"I felt things tightened up just before the game," he said. "It couldn't have happened at a worse time. I took some anti-inflammatories, hoping that would solve the problem, but I was bothered by the spasms all afternoon. Today it feels much stiffer, but the day after you play, that is to be expected."
Briggs has been one of the few good news stories of the 2003 season, as the capable rookie has stepped up his level of play to meet the demands of a professional career. Even though he had to leave the field several times during the course of the St Louis game and was sidelined for good shortly before the end of the fourth quarter, he was still able to record 5 solo tackles.
By Monday, Briggs was also nursing a badly swollen right eye, the result of an unintentional Rams finger through the face mask incident during the second half.
"I look and feel like I've been in a fight," Briggs said. "I wasn't too sure who did it because at the time that wasn't my primary concern. He really got me good. It was incredibly painful. I checked to be sure that my eye hadn't popped out. I can't imagine that any player would have done anything like that on purpose."
Battered but for the most part unbowed, Briggs stated that he was looking forward to practice this week but wouldn't be rushing the healing process.
"You want to be sure that something bad doesn't come up later," he said. "It's a matter that the trainers and I will be talking about. Hopefully, I'll be good to go by next Sunday."
For DE Alex Brown, the post game pain was more mental than physical.
"It was so frustrating to be so close to a win," he said. "What we needed was just one more play but we didn't get that right. It's really tough at times, especially when you get that close and it slips away. You end up going through every play in your head for hours after you've left the stadium trying to find that one thing you could have done to make more of a difference."
For Brown, a student of the game who finds satisfaction only in a win, it's all in the details.
"It's never the big plays, it's always the little things," Brown said. "That makes it even harder when you lose. Maybe you were an inch away from toughing the quarterback's arm when he was starting his pass. Maybe you could have rushed a little faster, batting a ball away at the last second. What if you'd been further down field for an interception instead of missing and letting the ball slip through your hands? In retrospect, it's always the little things that turn out to have been crucial."
Brown, who had 5 tackles and one sack, did express a degree of pleasure in the overall level of defensive play.
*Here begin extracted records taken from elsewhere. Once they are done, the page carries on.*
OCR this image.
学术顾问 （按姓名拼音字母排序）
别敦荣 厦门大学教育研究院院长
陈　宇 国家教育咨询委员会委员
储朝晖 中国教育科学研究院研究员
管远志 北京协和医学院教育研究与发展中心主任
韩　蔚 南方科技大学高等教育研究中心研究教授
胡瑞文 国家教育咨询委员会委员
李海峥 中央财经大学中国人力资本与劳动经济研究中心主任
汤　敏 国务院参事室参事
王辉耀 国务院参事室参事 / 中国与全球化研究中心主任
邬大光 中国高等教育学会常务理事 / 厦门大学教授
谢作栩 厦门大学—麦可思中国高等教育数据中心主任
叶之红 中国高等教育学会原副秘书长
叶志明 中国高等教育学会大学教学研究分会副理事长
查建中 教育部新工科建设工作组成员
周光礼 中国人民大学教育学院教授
"Sacks are big time. We wanted that badly and ended up with 5. The coverage by the DBs was excellent. Everybody played hard and went all out for the win. We only needed to stop their offense a little longer to come out on top. Sometimes in close games like this luck comes into play. Obviously, it wasn't on our side."
Are Bears players now suffering through a crisis in confidence? Not in Brown's opinion.
"Overall, we are a confident group of guys. Going into this game nobody thought that we had a chance but we were in it the entire time. We thought that we were going to win, which is why the outcome was such a disappointment."
For Brown, bringing the team to the next level means less time that the defensive unit is on the field.
"We should be out there, get our job done, and then leave to let the offense score some points," Brown said. "That's how you win the game. You have to give the Rams credit because they found that way to make things happen."
Does ‘making things happen' for the Bears involve moving Rex Grossman up to starter?
"I can't say. That's not my call. I don't make those kinds of decisions," Brown said." But I do know Rex well. I've been friends with him for years. I know that he is a playmaker who definitely will spark an offense. But at this point, that's only my opinion. He can't prove that until he gets out there. When his time does come, he's going to make an impact."